Dhoni also emphasised that spin-friendly tracks can take toss out of the equation. “At times, in the subcontinent, on pitches like this, the toss becomes vital. The only way to take the toss out of the equation is to have pitches that turn from the start. The game may end in three-and-a-half or four days, but both teams will have an equal opportunity to win the game,” he said.

“Hopefully, in the coming matches we’ll see the wicket turn, right from start, or as soon as possible so that the toss doesn’t become vital,” he added.

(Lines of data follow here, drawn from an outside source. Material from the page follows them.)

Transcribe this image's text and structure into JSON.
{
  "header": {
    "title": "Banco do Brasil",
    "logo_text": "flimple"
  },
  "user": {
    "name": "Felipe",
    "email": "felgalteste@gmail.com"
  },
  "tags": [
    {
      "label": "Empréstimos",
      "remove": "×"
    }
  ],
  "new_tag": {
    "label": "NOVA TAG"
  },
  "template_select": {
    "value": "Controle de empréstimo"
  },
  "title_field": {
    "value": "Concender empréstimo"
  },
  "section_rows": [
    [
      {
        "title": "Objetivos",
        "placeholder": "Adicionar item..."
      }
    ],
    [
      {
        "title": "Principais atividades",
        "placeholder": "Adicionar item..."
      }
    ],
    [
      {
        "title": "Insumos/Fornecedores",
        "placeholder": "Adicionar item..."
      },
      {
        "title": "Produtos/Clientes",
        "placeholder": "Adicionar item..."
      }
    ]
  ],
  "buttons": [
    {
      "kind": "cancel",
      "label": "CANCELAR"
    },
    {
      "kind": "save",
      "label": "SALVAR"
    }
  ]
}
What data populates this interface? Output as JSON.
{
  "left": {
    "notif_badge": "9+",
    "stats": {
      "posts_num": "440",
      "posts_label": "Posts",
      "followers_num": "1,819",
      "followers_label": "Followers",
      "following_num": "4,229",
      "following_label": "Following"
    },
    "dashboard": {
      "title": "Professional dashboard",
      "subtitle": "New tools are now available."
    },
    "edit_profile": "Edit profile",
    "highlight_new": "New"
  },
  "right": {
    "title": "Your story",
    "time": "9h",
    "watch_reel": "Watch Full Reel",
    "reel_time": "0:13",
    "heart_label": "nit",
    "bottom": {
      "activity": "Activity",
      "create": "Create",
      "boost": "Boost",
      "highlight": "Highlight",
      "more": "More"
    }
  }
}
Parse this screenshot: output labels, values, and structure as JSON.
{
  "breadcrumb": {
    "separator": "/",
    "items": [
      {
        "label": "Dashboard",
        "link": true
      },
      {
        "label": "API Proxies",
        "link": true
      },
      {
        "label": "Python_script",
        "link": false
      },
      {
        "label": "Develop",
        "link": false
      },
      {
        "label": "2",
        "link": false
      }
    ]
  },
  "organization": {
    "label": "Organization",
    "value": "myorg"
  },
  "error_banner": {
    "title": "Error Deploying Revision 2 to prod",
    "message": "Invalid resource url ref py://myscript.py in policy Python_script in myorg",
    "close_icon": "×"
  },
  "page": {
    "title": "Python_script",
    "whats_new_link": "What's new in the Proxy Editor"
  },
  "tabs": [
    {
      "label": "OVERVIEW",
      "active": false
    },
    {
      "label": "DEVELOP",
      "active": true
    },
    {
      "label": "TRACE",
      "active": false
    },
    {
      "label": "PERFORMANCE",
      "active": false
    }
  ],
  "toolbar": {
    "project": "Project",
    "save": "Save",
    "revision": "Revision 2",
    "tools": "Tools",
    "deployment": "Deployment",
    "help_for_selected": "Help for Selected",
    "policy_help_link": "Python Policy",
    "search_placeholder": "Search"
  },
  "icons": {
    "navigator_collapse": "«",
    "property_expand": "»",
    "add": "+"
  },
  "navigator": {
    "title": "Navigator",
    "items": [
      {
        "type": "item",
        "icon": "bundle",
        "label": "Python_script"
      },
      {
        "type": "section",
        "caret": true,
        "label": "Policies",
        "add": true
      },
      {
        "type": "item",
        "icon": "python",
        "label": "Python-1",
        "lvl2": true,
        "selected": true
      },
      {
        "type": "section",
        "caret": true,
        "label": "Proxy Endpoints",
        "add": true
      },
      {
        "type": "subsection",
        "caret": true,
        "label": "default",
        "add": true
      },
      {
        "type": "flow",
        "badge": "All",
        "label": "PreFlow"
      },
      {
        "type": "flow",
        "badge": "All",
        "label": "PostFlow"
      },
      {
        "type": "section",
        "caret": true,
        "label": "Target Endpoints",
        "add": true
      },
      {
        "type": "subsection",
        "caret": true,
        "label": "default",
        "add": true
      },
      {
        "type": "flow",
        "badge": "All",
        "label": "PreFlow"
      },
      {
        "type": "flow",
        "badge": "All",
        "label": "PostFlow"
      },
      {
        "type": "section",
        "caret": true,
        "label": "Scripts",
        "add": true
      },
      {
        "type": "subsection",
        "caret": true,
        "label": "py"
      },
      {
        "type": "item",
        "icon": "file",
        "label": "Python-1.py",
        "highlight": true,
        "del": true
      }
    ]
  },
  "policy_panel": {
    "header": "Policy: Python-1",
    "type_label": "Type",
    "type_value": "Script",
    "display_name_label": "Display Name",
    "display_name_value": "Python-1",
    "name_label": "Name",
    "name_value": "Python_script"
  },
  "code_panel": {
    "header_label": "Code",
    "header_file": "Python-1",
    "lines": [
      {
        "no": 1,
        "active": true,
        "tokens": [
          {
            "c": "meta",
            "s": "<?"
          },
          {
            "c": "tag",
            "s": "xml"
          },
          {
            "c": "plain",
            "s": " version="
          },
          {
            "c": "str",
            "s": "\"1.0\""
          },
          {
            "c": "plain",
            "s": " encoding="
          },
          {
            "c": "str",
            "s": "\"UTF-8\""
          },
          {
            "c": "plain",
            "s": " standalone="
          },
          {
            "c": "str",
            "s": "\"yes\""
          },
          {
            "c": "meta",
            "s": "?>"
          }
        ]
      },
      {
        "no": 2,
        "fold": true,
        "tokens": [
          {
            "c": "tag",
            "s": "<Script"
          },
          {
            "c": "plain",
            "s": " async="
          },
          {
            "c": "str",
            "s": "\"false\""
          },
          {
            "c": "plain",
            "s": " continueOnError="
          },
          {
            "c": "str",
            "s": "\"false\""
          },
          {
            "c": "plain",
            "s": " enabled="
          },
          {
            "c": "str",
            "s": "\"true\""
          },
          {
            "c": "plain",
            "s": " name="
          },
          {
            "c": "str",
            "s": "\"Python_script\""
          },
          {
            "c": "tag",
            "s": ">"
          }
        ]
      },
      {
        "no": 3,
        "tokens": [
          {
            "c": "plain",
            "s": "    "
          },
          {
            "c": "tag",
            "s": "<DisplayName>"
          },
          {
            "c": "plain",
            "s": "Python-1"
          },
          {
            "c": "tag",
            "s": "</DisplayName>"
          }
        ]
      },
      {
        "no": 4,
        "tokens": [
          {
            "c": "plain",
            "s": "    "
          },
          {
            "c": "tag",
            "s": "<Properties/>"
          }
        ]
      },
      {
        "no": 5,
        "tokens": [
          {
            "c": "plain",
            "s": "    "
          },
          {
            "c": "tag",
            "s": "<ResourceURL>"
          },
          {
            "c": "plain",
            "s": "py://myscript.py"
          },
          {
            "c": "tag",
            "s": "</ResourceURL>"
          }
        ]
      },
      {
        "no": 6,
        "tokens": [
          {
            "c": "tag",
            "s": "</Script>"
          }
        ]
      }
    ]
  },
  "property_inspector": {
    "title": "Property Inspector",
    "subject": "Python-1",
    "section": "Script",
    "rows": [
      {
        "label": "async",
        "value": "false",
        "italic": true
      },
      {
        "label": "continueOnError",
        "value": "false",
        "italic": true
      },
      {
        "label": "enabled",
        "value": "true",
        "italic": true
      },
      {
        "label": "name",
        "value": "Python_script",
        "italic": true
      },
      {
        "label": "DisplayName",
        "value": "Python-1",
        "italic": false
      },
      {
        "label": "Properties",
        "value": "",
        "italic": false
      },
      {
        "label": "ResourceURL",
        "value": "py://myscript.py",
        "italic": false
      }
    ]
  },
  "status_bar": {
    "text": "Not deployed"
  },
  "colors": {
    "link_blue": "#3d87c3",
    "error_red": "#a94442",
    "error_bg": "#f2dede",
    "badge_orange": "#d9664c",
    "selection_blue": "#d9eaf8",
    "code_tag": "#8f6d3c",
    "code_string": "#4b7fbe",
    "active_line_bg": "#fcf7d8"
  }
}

Dhoni also lauded pacers Zaheer Khan and Umesh Yadav for fetching the team crucial breakthroughs during the periods when spinners couldn’t do much. “Our fast bowlers bowled really well. Zaheer put in a lot of effort, we’ve seen Umesh improving, and he’s bowling quick. The contribution of the fast bowlers was really important. They gave us the breakthrough when it was really needed,” said Dhoni.

The skipper said patience was the key when Alastair Cook and Matt Prior were building a huge partnership.  “The important thing was to open up at least one end so that we could create a sense of panic. There was not much happening, but you can play around with the field and force batsmen to commit a mistake,” said Dhoni.